Information on Housing the SEC at Multiple Locations in the Washington, D.C. Area
Gao ID: FGMSD-80-59 May 20, 1980Several questions were raised about the Securities and Exchange Commission's (SEC) current utilization of office space. The SEC has requested independent leasing authority to consolidate its four Washington, D.C., area locations. Legislation requires that leased office space be obtained through the General Services Administration (GSA).
Of the professional staff members assigned to the Commission's Washington offices, 37 percent share an office. The professionals sharing offices have an average grade level of GS-12. GSA publishes standards governing the assignment of office space which are based on employee grade level to insure that each employee has sufficient space to work efficiently. A full determination of the extent of travel between the Commission's Washington office buildings was difficult to obtain since records were not available. The primary means of travel between the office buildings is a shuttle service which runs every 30 minutes. The Commission did not have information indicating why such travel was necessary. However, a survey of passengers indicated that they were generally meeting with personnel from their organizations located in another building.
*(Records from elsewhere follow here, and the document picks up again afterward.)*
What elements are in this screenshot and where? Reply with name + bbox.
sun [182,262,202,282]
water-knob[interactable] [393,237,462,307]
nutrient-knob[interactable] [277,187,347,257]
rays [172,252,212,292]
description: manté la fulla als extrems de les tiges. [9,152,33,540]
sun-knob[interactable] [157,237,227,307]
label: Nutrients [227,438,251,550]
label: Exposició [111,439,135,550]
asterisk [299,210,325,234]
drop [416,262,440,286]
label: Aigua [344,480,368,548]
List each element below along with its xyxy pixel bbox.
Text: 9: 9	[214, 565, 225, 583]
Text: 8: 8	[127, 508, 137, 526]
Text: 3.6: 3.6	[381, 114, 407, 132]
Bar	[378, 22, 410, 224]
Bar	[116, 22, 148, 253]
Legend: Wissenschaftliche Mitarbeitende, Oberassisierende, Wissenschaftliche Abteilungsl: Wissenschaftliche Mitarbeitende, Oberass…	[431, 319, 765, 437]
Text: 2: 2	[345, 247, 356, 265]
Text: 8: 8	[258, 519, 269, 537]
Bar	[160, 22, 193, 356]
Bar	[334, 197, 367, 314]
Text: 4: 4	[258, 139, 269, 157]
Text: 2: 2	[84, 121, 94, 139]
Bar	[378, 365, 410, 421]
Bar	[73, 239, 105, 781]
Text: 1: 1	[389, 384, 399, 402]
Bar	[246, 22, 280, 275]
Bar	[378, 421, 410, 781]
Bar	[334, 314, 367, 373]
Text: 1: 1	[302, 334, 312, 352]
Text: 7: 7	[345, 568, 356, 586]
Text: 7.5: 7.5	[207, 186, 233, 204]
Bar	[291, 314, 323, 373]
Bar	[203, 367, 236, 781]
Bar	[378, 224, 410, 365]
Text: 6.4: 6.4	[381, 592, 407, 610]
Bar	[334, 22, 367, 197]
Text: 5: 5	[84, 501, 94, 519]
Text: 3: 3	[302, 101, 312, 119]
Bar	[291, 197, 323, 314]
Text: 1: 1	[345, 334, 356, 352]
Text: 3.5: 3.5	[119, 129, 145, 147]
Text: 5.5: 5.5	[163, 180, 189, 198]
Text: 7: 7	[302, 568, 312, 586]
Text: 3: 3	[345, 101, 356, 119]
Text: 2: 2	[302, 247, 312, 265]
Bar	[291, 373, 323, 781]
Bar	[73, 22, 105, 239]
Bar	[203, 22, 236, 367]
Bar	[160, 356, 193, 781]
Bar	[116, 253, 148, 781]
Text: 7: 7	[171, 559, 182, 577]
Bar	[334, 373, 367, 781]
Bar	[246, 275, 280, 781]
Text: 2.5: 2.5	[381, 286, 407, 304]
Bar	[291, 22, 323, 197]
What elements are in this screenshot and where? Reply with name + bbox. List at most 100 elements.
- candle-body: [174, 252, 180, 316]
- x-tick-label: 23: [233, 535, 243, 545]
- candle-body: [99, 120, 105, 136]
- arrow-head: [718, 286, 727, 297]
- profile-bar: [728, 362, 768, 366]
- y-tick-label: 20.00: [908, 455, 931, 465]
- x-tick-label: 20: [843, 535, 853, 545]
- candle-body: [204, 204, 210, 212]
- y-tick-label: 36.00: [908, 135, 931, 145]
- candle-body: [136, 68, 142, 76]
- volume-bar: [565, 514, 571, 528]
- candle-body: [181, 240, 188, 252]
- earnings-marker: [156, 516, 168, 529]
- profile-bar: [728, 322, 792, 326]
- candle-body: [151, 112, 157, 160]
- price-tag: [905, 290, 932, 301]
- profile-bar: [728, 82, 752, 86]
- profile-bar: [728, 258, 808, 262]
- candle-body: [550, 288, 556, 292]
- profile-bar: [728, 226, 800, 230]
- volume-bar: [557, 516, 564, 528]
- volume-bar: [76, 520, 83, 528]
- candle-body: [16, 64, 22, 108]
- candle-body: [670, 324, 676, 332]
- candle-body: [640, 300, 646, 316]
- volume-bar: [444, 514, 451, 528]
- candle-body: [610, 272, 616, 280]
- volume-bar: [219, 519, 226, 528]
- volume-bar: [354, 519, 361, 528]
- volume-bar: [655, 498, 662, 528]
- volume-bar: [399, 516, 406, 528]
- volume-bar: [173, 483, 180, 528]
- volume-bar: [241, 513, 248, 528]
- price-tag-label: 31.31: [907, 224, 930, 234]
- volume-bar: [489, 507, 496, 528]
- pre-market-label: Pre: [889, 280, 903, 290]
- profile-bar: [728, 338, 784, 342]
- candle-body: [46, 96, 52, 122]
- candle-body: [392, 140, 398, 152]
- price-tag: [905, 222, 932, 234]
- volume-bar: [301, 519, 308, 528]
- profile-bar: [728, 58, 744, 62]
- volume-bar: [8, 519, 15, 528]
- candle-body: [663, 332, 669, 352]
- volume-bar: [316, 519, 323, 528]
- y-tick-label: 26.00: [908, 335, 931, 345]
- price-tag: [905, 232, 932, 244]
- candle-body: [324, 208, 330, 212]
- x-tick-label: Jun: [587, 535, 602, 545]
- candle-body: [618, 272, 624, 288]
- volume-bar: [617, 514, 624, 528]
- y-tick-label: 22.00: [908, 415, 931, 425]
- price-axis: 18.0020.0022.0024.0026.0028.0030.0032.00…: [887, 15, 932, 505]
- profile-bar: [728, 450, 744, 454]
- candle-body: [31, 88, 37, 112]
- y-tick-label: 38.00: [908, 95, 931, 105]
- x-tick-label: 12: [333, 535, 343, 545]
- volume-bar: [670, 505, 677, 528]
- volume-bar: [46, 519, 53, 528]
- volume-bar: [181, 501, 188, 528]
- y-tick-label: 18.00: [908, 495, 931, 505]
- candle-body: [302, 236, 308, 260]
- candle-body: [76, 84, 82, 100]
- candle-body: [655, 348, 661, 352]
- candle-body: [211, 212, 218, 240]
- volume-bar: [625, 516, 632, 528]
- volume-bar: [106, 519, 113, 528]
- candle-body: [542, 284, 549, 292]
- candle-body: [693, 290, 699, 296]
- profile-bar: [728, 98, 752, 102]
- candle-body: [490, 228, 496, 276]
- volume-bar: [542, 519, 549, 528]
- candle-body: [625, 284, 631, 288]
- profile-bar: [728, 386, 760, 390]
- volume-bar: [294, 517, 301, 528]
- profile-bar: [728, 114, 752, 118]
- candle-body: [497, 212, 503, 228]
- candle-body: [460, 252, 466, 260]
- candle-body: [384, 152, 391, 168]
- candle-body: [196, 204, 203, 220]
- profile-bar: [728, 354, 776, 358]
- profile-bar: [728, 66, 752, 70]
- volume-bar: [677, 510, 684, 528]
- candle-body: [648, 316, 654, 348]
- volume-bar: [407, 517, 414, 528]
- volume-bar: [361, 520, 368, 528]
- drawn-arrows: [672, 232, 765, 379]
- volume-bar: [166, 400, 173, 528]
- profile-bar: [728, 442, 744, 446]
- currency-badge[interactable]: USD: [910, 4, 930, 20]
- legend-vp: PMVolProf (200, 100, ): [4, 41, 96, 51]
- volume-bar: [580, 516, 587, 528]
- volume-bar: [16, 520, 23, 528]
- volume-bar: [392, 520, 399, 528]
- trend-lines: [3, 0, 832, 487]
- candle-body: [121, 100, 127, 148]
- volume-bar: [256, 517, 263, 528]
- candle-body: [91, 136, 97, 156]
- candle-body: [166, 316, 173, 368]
The Commission has requested its own independent leasing authority because it believes that GSA has made limited progress toward obtaining a building which will permit the Commission to consolidate. Granting such authority may not be consistent with the primary goal of legislation to centralize the property management activities of the Government. Legislation is now pending that would revise the way GSA conducts its public buildings program. One of the goals of this legislation is to eliminate the projects in which the Government pledges to lease a building to be constructed by a private firm. The bill is designed to provide a more viable Federal construction program and thereby reduce the Government's reliance on leased space.